Der SC Ladendorf konnte im Herbst zwar nur sechs Spiele bestreiten, holte in diesen Spiele aber acht Punkte und steht somit im Mittelfeld der Tabelle der Gebietsliga Nord/Nordwest. Trainer Patrick Fasching zieht dennoch ein gemischtes Fazit, denn vor allem die Heimspiele verliefen nicht nach Wunsch. "Mit der Punkteausbeute können wir an sich zufrieden sein. Die Heimspiele sind allerdings nicht nach Wunsch verlaufen", so der Coach des SC Ladendorf zu Beginn.
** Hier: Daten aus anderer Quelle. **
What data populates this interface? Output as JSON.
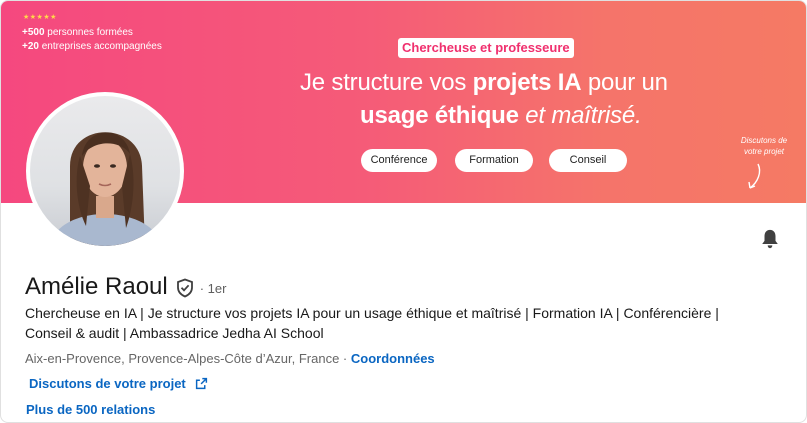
{
  "banner": {
    "rating_stars": "★★★★★",
    "stats": [
      {
        "bold": "+500",
        "text": " personnes formées"
      },
      {
        "bold": "+20",
        "text": " entreprises accompagnées"
      }
    ],
    "role_label": "Chercheuse et professeure",
    "headline_part1": "Je structure vos ",
    "headline_bold1": "projets IA",
    "headline_part2": " pour un",
    "headline_bold2": "usage éthique",
    "headline_italic": " et maîtrisé.",
    "chips": [
      "Conférence",
      "Formation",
      "Conseil"
    ],
    "discuss_note_line1": "Discutons de",
    "discuss_note_line2": "votre projet",
    "colors": {
      "gradient_start": "#f5487f",
      "gradient_end": "#f57a64",
      "role_text": "#f0306e"
    }
  },
  "profile": {
    "name": "Amélie Raoul",
    "degree": "· 1er",
    "headline": "Chercheuse en IA | Je structure vos projets IA pour un usage éthique et maîtrisé | Formation IA | Conférencière | Conseil & audit | Ambassadrice Jedha AI School",
    "location": "Aix-en-Provence, Provence-Alpes-Côte d’Azur, France",
    "location_sep": " · ",
    "contact_link": "Coordonnées",
    "cta_label": "Discutons de votre projet",
    "relations": "Plus de 500 relations",
    "link_color": "#0a66c2"
  },
  "icons": {
    "verified": "shield-check-icon",
    "bell": "bell-icon",
    "external": "external-link-icon"
  }
}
Im Gegensatz zu den eher schwächeren Heimspielen konnte der SC Ladendorf auswärts ungeschlagen bleiben und holte auf den fremden Plätzen einige Punkte. Die Auswirkungen des Corona-Virus und die Geisterspiele ließen nicht mehr als sechs Spiele zu, wodurch die Zwischenbilanz für den Coach in Ordnung ist. "Wir selbst hatten keinen Fall aber als die Ampel auf Orange geschaltet wurde, haben wir keine Heimspiele mehr ausgetragen. Ohne Einnahmen ist ein Spielbetrieb schwer zu schaffen. Deshalb haben wir diese Entscheidung getroffen und stehen jetzt mit wenigen Spielen da", so der Coach über die Situation.
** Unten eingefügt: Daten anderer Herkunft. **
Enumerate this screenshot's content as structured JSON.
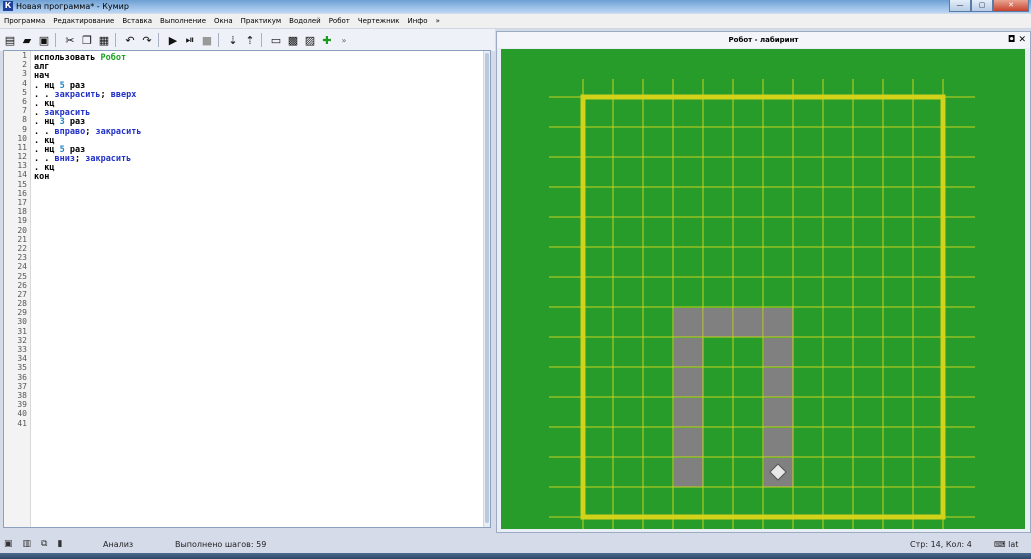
{
  "window": {
    "title": "Новая программа* - Кумир",
    "app_icon": "К"
  },
  "menu": [
    "Программа",
    "Редактирование",
    "Вставка",
    "Выполнение",
    "Окна",
    "Практикум",
    "Водолей",
    "Робот",
    "Чертежник",
    "Инфо",
    "»"
  ],
  "toolbar": {
    "icons": [
      "new-file-icon",
      "open-folder-icon",
      "save-icon",
      "cut-icon",
      "copy-icon",
      "paste-icon",
      "undo-icon",
      "redo-icon",
      "run-icon",
      "step-run-icon",
      "stop-icon",
      "step-into-icon",
      "step-out-icon",
      "window1-icon",
      "window2-icon",
      "window3-icon",
      "robot-window-icon"
    ],
    "more": "»"
  },
  "editor": {
    "line_numbers": [
      "1",
      "2",
      "3",
      "4",
      "5",
      "6",
      "7",
      "8",
      "9",
      "10",
      "11",
      "12",
      "13",
      "14",
      "15",
      "16",
      "17",
      "18",
      "19",
      "20",
      "21",
      "22",
      "23",
      "24",
      "25",
      "26",
      "27",
      "28",
      "29",
      "30",
      "31",
      "32",
      "33",
      "34",
      "35",
      "36",
      "37",
      "38",
      "39",
      "40",
      "41"
    ],
    "lines": [
      [
        {
          "t": "использовать ",
          "c": "kw"
        },
        {
          "t": "Робот",
          "c": "green"
        }
      ],
      [
        {
          "t": "алг",
          "c": "kw"
        }
      ],
      [
        {
          "t": "нач",
          "c": "kw"
        }
      ],
      [
        {
          "t": ". нц ",
          "c": "kw"
        },
        {
          "t": "5",
          "c": "num"
        },
        {
          "t": " раз",
          "c": "kw"
        }
      ],
      [
        {
          "t": ". . ",
          "c": "kw"
        },
        {
          "t": "закрасить",
          "c": "blue"
        },
        {
          "t": "; ",
          "c": "kw"
        },
        {
          "t": "вверх",
          "c": "blue"
        }
      ],
      [
        {
          "t": ". кц",
          "c": "kw"
        }
      ],
      [
        {
          "t": ". ",
          "c": "kw"
        },
        {
          "t": "закрасить",
          "c": "blue"
        }
      ],
      [
        {
          "t": ". нц ",
          "c": "kw"
        },
        {
          "t": "3",
          "c": "num"
        },
        {
          "t": " раз",
          "c": "kw"
        }
      ],
      [
        {
          "t": ". . ",
          "c": "kw"
        },
        {
          "t": "вправо",
          "c": "blue"
        },
        {
          "t": "; ",
          "c": "kw"
        },
        {
          "t": "закрасить",
          "c": "blue"
        }
      ],
      [
        {
          "t": ". кц",
          "c": "kw"
        }
      ],
      [
        {
          "t": ". нц ",
          "c": "kw"
        },
        {
          "t": "5",
          "c": "num"
        },
        {
          "t": " раз",
          "c": "kw"
        }
      ],
      [
        {
          "t": ". . ",
          "c": "kw"
        },
        {
          "t": "вниз",
          "c": "blue"
        },
        {
          "t": "; ",
          "c": "kw"
        },
        {
          "t": "закрасить",
          "c": "blue"
        }
      ],
      [
        {
          "t": ". кц",
          "c": "kw"
        }
      ],
      [
        {
          "t": "кон",
          "c": "kw"
        }
      ]
    ]
  },
  "robot_panel": {
    "title": "Робот - лабиринт",
    "controls": "◘ ✕",
    "field": {
      "cols": 12,
      "rows": 14,
      "painted": [
        [
          3,
          7
        ],
        [
          4,
          7
        ],
        [
          5,
          7
        ],
        [
          6,
          7
        ],
        [
          3,
          8
        ],
        [
          3,
          9
        ],
        [
          3,
          10
        ],
        [
          3,
          11
        ],
        [
          3,
          12
        ],
        [
          6,
          8
        ],
        [
          6,
          9
        ],
        [
          6,
          10
        ],
        [
          6,
          11
        ],
        [
          6,
          12
        ]
      ],
      "robot": [
        6,
        12
      ],
      "colors": {
        "bg": "#279c2a",
        "grid": "#c8d21e",
        "wall": "#d2d21b",
        "paint": "#808080",
        "robot": "#e8e8e8"
      }
    }
  },
  "status": {
    "analysis": "Анализ",
    "steps": "Выполнено шагов: 59",
    "position": "Стр: 14, Кол: 4",
    "lang": "lat"
  }
}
Spiel soll nach vorne ausgelegt werden

Im Mittelfeld der Tabelle sollte es für den SC Ladendorf nicht gegen den Abstieg gehen und nicht nur deshalb will der Verein die Entwicklung in die erste Reihe stellen. "Wir haben eine schwere Auslosung und wollen unsere Heimstärke zurück auf den Platz bringen. Noch dazu wollen wir unser Spiel weiter nach vorne ausrichten und vielleicht das ein oder andere System probieren, um in Zukunft flexibler zu werden. Diese Saison können wir für die Entwicklung des Teams nutzen", so Fasching der auch auf das Personal noch einging. "Wir haben einen Abgang, werden den aber nicht punktuell ersetzen. Unser Kader ist gut besetzt und es ist definitiv kein Muss. Einige Positionen sind ohnehin doppelt besetzt. Wir werden nur handeln, sollte sich etwas ergeben oder jemand will aus welchen Gründen auch immer unbedingt zu uns wechseln", so Fasching abschließend.